I m looking for the fastest way to replace multiple (~500) substrings of a big (~1mb) string. Whatever I have tried it seems that String.Replace is the fastest way of doing
I made a variation on Fredou's code that requires less compares as it works on int* instead of char*. It still requires n iterations for a string of n length, it just has to do less comparing. You could have n/2 iterations if the string is neatly aligned by 2 (so the string to replace can only occur at indexes 0, 2, 4, 6, 8, etc) or even n/4 if it's aligned by 4 (you'd use long*). I'm not very good at bit fiddling like this, so someone might be able to find some obvious flaw in my code that could be more efficient. I verified that the result of my variation is the same as that of the simple string.Replace.
Additionally, I expect that some gains could be made in the 500x string.Copy that it does, but haven't looked into that yet.
My results (Fredou II):
IMPLEMENTATION | EXEC MS | GC MS
#1 Simple | 6816 | 0
#2 Simple parallel | 4202 | 0
#3 ParallelSubstring | 27839 | 4
#4 Fredou I | 2103 | 106
#5 Fredou II | 1334 | 91
So about 2/3 of the time (x86, but x64 was about the same).
For this code:
private unsafe struct TwoCharStringChunk
{
public fixed char chars[2];
}
private unsafe static void FredouImplementation_Variation1(string input, int inputLength, string replace, TwoCharStringChunk[] replaceBy)
{
var output = new string[replaceBy.Length];
for (var i = 0; i < replaceBy.Length; ++i)
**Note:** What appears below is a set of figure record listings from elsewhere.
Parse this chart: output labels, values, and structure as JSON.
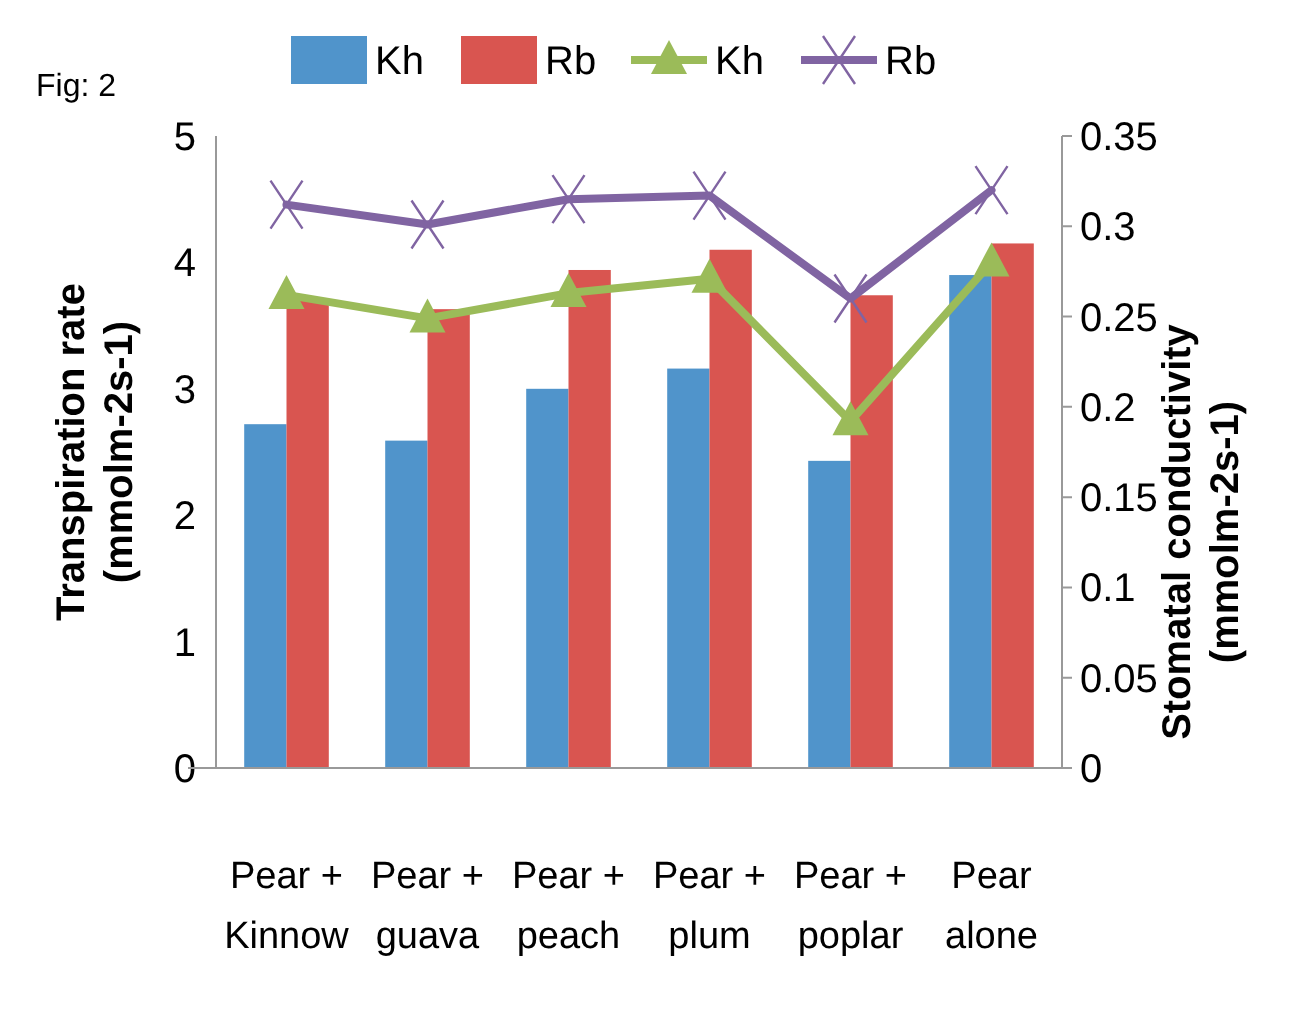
{
  "chart_data": {
    "type": "bar",
    "categories": [
      "Pear +\nKinnow",
      "Pear +\nguava",
      "Pear +\npeach",
      "Pear +\nplum",
      "Pear +\npoplar",
      "Pear\nalone"
    ],
    "ylabel": "Transpiration rate\n(mmolm-2s-1)",
    "y2label": "Stomatal conductivity\n(mmolm-2s-1)",
    "annotations": [
      "Fig: 2"
    ],
    "ylim": [
      0,
      5
    ],
    "yticks": [
      0,
      1,
      2,
      3,
      4,
      5
    ],
    "y2lim": [
      0,
      0.35
    ],
    "y2ticks": [
      {
        "value": 0,
        "label": "0"
      },
      {
        "value": 0.05,
        "label": "0.05"
      },
      {
        "value": 0.1,
        "label": "0.1"
      },
      {
        "value": 0.15,
        "label": "0.15"
      },
      {
        "value": 0.2,
        "label": "0.2"
      },
      {
        "value": 0.25,
        "label": "0.25"
      },
      {
        "value": 0.3,
        "label": "0.3"
      },
      {
        "value": 0.35,
        "label": "0.35"
      }
    ],
    "grid": false,
    "legend": "top",
    "series": [
      {
        "name": "Kh",
        "color": "#5094cb",
        "values": [
          2.72,
          2.59,
          3.0,
          3.16,
          2.43,
          3.9
        ]
      },
      {
        "name": "Rb",
        "color": "#d95550",
        "values": [
          3.7,
          3.63,
          3.94,
          4.1,
          3.74,
          4.15
        ]
      },
      {
        "name": "Kh",
        "type": "line",
        "axis": "y2",
        "marker": "triangle",
        "color": "#9bbb59",
        "values": [
          0.262,
          0.249,
          0.263,
          0.271,
          0.192,
          0.28
        ]
      },
      {
        "name": "Rb",
        "type": "line",
        "axis": "y2",
        "marker": "cross",
        "color": "#8064a2",
        "values": [
          0.312,
          0.301,
          0.315,
          0.317,
          0.26,
          0.32
        ]
      }
    ]
  }
}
output[i] = string.Copy(input);
var r = new TwoCharStringChunk();
r.chars[0] = replace[0];
r.chars[1] = replace[1];
_staticToReplace = r;
Parallel.For(0, replaceBy.Length, l => Process_Variation1(output[l], input, inputLength, replaceBy[l]));
}
private static TwoCharStringChunk _staticToReplace ;
private static unsafe void Process_Variation1(string output, string input, int len, TwoCharStringChunk replaceBy)
{
int n = 0;
int m = len - 1;
fixed (char* i = input, o = output, chars = _staticToReplace .chars)
{
var replaceValAsInt = *((int*)chars);
var replaceByValAsInt = *((int*)replaceBy.chars);
while (n < m)
{
var compareInput = *((int*)&i[n]);
if (compareInput == replaceValAsInt)
{
((int*)&o[n])[0] = replaceByValAsInt;
n += 2;
}
else
{
++n;
}
}
}
}
The struct with the fixed buffer is not strictly necessary here and could have been replaced with a simple int field, but expand the char[2] to char[3] and this code can be made to work with three letter strings as well, which wouldn't be possible if it was an int field.
It required some changes to the Program.cs as well, so here's the full gist:
https://gist.github.com/JulianR/7763857
EDIT: I'm not sure why my ParallelSubstring is so slow. I'm running .NET 4 in Release mode, no debugger, in either x86 or x64.